Bagimana mungkin benda seperti
sisir bisa masuk ke dalam deskripsi tentang keadaan lapar. Sehingga, maksud
yang paling mungkin, yang ingin disampaikan penulis, adalah sesisir roti. Jika
tidak ada Mas Jano malam kemarin, kami mungkin hanya akan melewati kata atau
kalimat tersebut. Membiarkannya begitu saja.
Kami bersepakat bahwa Lapar ini
pengejewantahan nyata kehidupan penulis, meskipun toh tidak setragis tokoh ‘aku’.
Sebagian besar peserta yang hadir malam kemarin adalah penulis, sehingga
membaca Lapar seperti bercermin, lalu kami menertawakan diri kami sendiri.
Lanta, mengapa banyak orang ingin menjadi penulis? Hidup dari hanya menulis itu
susah sekali. Sangat-sangat susah (setidaknya bagi saya sendiri).
Malam itu, ada dua dewa teks,
yaitu Mas Tohir dan Mas Jano. Mereka berdua punya kemampuan analisa teks yang
luar biasa. Saya tidak melebih-lebihkan, karena ini pertama kalinya saya
bertemu yang demikian.

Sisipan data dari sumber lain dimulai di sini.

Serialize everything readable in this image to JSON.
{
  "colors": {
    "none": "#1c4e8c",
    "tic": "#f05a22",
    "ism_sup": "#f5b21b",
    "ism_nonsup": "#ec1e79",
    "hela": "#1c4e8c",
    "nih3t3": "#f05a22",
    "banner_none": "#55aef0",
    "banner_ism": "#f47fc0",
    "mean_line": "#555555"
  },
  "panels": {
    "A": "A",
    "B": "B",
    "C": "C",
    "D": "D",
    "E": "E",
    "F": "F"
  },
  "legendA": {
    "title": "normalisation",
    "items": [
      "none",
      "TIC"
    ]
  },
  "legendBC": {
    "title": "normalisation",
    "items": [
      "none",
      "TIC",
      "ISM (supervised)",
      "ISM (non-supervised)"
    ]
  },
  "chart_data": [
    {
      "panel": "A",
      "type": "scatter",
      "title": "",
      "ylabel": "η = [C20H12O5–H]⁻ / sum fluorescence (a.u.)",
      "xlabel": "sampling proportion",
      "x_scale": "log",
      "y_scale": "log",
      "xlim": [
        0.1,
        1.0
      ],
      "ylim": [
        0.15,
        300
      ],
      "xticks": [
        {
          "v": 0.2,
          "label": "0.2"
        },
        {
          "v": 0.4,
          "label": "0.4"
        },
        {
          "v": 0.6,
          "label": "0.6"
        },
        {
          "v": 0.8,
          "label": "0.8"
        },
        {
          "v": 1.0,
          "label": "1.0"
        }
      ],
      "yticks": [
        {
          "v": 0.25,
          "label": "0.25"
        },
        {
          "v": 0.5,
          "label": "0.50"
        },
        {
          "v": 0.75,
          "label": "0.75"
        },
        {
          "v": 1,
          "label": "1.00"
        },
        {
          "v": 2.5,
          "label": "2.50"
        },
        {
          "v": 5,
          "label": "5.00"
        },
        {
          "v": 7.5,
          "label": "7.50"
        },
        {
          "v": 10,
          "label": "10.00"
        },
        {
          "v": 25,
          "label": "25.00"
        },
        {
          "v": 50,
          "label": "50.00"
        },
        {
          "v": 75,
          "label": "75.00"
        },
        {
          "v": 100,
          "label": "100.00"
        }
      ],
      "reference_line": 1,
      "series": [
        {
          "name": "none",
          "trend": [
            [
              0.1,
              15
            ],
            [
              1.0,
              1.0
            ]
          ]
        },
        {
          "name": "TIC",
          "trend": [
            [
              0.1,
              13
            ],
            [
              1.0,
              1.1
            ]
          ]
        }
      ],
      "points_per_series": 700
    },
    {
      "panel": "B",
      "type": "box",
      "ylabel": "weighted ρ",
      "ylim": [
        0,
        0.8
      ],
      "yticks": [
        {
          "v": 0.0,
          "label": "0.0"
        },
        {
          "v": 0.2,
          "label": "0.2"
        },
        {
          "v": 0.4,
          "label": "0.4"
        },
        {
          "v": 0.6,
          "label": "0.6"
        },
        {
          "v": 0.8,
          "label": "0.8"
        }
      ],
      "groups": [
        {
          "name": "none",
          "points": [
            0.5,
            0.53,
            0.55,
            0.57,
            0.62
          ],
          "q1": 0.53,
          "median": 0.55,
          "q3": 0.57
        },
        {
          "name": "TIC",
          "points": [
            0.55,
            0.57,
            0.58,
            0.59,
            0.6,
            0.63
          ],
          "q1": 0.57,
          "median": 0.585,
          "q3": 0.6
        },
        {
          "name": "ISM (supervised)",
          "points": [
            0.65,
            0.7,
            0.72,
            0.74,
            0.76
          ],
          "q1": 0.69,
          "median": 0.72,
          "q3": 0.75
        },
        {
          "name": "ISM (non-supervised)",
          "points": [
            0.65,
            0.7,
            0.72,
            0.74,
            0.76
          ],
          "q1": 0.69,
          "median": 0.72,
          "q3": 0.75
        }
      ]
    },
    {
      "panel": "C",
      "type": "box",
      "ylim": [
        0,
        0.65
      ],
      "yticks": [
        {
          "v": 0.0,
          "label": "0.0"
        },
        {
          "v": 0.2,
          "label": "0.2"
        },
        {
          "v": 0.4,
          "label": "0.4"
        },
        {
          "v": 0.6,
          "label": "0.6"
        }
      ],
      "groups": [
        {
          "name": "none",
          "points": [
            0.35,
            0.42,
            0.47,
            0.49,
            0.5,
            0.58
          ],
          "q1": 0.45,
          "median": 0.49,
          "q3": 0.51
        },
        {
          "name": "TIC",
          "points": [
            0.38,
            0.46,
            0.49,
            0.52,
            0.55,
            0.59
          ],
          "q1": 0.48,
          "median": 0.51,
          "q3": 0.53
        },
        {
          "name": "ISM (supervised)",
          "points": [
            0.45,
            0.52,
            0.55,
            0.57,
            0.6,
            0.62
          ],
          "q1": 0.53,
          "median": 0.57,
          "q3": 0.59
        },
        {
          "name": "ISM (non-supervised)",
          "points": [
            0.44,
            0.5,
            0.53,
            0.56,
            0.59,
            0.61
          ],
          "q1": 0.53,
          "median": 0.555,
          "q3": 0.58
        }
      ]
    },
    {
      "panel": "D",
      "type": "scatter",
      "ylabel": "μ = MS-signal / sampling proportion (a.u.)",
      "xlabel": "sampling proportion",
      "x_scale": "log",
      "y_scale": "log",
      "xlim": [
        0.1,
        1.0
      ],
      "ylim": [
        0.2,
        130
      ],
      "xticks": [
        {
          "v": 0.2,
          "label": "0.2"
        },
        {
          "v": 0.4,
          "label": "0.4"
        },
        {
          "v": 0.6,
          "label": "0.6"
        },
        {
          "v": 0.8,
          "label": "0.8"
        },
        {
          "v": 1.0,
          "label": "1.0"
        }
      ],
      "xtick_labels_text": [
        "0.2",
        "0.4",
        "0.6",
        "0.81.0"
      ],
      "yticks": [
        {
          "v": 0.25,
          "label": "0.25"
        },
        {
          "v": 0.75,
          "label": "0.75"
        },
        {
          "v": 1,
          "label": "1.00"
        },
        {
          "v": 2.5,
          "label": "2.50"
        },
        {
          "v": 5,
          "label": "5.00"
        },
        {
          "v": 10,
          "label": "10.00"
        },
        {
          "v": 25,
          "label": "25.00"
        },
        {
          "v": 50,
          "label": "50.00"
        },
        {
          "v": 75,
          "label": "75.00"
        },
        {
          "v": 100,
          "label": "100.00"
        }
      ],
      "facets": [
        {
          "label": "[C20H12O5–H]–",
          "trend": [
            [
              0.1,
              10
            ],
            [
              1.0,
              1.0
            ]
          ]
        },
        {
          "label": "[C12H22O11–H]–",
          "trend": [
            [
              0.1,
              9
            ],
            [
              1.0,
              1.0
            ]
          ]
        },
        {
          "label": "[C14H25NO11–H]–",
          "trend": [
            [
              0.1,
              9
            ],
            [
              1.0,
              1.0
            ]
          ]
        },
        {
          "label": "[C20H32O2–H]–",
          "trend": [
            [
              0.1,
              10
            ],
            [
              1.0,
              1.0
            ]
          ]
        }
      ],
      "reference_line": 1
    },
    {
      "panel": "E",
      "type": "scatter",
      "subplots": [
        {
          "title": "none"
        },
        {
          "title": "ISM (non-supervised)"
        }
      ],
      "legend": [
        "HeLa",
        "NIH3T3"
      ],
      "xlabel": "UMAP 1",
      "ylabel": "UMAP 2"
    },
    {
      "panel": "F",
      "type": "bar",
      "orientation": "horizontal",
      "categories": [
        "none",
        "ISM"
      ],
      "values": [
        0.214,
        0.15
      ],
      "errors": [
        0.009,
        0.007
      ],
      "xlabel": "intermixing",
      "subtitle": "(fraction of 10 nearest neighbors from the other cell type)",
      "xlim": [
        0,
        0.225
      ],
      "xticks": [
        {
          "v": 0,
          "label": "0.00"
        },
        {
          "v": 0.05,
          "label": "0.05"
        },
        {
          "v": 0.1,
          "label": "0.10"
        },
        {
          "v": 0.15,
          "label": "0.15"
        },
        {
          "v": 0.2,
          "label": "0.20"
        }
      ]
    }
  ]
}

Mereka menangkap apa yang tidak disadari kebanyakan dari kami. Mas Jano menangkap modernitas pada halaman ke lima
lembaran yang kami baca.
“Di muka toko daging, berdirilah
seorang perempuan dengan keranjang tergantung pada lengannya, mempersoalkan
daging yang hendak dibelinya untuk makan malamnya. Ketika aku melewatinya, ia
menengadah menatapku. Giginya hanya tersisa satu dalam rahang bawahnya.”
Ya, aku paham apa yang dimaksud
Mas Jano. Betapa lucunya, ketika bahkan si ‘aku’ tidak memiliki apapun untuk
dimakan, perempuan tua yang sudah tak punya gigi itu malah mempersoalkan daging
mana yang akan dimakan. Bagaimana bisa orang tua yang sudah tak memiliki gigi itu
akan mengunyah dagingnya? Untuk makan malam yang entah kapan pula. Membeli apa
yang tidak dibutuhkan, yang tidak bisa digunakan, bukankah itu yang kerap kita
jumpai di era modern ini. Entah karena tergiur diskon, entah karena hal lain
apa, tapi tanpa kita sadari, modernitas membawa kita pada perilaku konsumtif
yang berlebihan. Paragraf ini sekaligus komedi satir yang menyesakkan, sejujurnya.
Di paragraph selanjutnya, kami
bertemu dengan sisi sosialis dalam diri ‘aku’. Melihat laki-laki tua pincang
yang berjalan di depannya, ia ingin membantu laki-laki itu dengan membawakan
bungkusannya. Prinsip sama rasa. Tapi, tidak jadi dilakukan. Tidak disebutkan
alasannya dalam buku itu.
Pembacaan kami harus berakhir
pada halaman ke enam. Selain karena kami kehabisan lembar yang telah dikopi,
malam juga sudah semakin larut. Angin bertiup kencang dan menerbangkan
kertas-kertas kami. Rupanya alam semesta mendukung kami untuk menyudahi
pembacaan buku. Segera kertas-kertas itu kami masukkan ke dalam tas. Kami
lantas beralih pada diskusi ringan tentang apa saja.